Dieser private Autoclub in Japan verbindet eine Rennstrecke mit einem vollwertigen Resort für Besitzer hochwertiger Fahrzeuge. Der Beitrag beleuchtet die Besonderheiten der Anlage, ihre Infrastruktur und ihr Nutzungskonzept.
Eine Idee aus persönlichem Bedarf
Das Projekt entstand aus der persönlichen Erfahrung des japanischen Unternehmers Kenzo Watari, der in der Automobilbranche tätig ist. Der Versuch, Zeit mit der Familie auf einer Rennstrecke zu verbringen, erwies sich aufgrund der üblichen Einschränkungen vieler Strecken als schwierig. Dies führte zur Idee, eine eigene Anlage ohne solche Begrenzungen zu schaffen.
Ursprünglich war geplant, eine private Strecke auf einem ländlichen Grundstück zu bauen, doch im Laufe der Zeit entwickelte sich daraus ein vollständiger Club mit Infrastruktur auf Premium-Niveau.
Strecke und technische Merkmale
Das zentrale Element der Anlage ist eine etwa 3,5 Kilometer lange Rennstrecke. Sie umfasst mehr als 20 Kurven und eine Gerade von rund 800 Metern. Der Höhenunterschied beträgt bis zu 250 Meter, was der Strecke ein abwechslungsreiches Profil verleiht.

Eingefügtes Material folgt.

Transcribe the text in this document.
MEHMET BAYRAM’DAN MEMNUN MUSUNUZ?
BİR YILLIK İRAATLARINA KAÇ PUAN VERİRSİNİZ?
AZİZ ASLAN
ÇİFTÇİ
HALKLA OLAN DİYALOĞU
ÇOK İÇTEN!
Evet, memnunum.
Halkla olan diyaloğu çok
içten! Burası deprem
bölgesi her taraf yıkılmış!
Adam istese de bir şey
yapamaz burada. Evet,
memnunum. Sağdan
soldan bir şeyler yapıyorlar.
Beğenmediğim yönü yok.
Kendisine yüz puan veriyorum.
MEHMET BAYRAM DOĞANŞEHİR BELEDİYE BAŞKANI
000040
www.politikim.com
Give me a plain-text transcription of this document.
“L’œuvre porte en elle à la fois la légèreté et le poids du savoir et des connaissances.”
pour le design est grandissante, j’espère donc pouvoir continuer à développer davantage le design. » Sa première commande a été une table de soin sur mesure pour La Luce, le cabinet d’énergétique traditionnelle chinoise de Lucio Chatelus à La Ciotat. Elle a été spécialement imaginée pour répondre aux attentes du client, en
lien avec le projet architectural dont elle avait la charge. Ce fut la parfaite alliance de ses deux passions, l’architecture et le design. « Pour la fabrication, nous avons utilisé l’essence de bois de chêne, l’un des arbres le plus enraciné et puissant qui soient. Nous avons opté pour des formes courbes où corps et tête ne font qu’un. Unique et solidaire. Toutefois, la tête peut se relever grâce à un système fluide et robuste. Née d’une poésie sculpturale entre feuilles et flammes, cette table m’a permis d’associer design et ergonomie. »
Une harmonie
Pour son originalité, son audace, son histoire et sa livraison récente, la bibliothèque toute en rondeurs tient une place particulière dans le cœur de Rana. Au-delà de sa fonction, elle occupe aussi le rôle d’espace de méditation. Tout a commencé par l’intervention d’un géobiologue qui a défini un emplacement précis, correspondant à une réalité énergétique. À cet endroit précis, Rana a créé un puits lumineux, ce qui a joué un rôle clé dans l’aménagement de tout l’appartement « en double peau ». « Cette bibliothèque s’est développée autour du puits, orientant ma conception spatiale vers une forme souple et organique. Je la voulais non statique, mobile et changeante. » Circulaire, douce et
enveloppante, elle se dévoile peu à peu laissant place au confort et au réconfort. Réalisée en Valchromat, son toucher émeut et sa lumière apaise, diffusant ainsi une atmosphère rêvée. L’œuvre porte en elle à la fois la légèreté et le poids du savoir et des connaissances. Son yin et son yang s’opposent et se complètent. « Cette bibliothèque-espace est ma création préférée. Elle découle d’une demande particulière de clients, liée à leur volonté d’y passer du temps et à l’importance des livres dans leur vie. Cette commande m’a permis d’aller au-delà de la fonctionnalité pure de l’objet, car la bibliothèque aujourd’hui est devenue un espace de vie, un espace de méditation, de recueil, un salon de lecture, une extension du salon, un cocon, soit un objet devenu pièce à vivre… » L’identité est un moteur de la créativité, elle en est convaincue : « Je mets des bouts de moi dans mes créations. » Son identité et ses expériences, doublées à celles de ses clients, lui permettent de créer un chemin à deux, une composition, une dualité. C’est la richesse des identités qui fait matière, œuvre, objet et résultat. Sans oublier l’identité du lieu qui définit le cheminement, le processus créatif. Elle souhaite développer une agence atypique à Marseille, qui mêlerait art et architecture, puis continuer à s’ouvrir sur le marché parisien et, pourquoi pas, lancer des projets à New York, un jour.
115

Das Streckendesign stammt von Hermann Tilke, einem bekannten Architekten für Rennstrecken. Die Konfiguration ist nicht auf Wettbewerbe ausgelegt, sondern auf individuelle Nutzung, mit einem Fokus auf die Balance zwischen Sicherheit und Fahrdynamik.

Infrastruktur des Clubs
Der Magarigawa Club ist nicht nur eine Strecke, sondern ein vollständiger Resortkomplex. Mitglieder haben Zugang zu einer Vielzahl von Angeboten:
- Erholungsbereiche mit Pools und Thermalquellen;
- Fitnesscenter und Spa;
- Restaurants und Lounge-Bereiche;
- Unterhaltungsbereiche, einschließlich Karaoke;
- Infrastruktur für Haustiere.
Zusätzlich besteht die Möglichkeit, private Villen in der Nähe der Strecke zu errichten. Eigentümer können diese selbst nutzen oder vermieten, wodurch zusätzliche Einnahmen entstehen.
Finanzierungsmodell des Projekts
Das Gesamtinvestitionsvolumen wird auf etwa 210 Millionen US-Dollar geschätzt. Die jährliche Mitgliedschaft kostet rund 220.000 US-Dollar, was den Zugang auf einen begrenzten Kundenkreis beschränkt.
Das Projekt ist auf eine langfristige Amortisation ausgelegt, die mehrere Jahrzehnte dauern kann. Zusätzliche Einnahmen entstehen durch die Vermietung der Strecke an Automobilhersteller für Veranstaltungen und Präsentationen.

Nutzungskonzept
Der Club ist nicht für offizielle Rennen vorgesehen. Der Schwerpunkt liegt auf individueller Nutzung und Privatsphäre. Mitglieder können sowohl ihre eigenen Fahrzeuge als auch vom Club bereitgestellte Fahrzeuge nutzen.
Die Strecke ist so konzipiert, dass sie ein gewisses fahrerisches Können erfordert, was das Fahrerlebnis langfristig interessant hält.
Fazit
Der Magarigawa Club stellt ein Beispiel für die Kombination von Motorsportinfrastruktur und Resortkonzept dar. Das Projekt richtet sich an eine spezifische Zielgruppe und bietet Bedingungen, die auf klassischen Rennstrecken selten zu finden sind. Seine Entwicklung zeigt, wie sich die Nutzung von automobilen Anlagen im Premiumsegment verändert.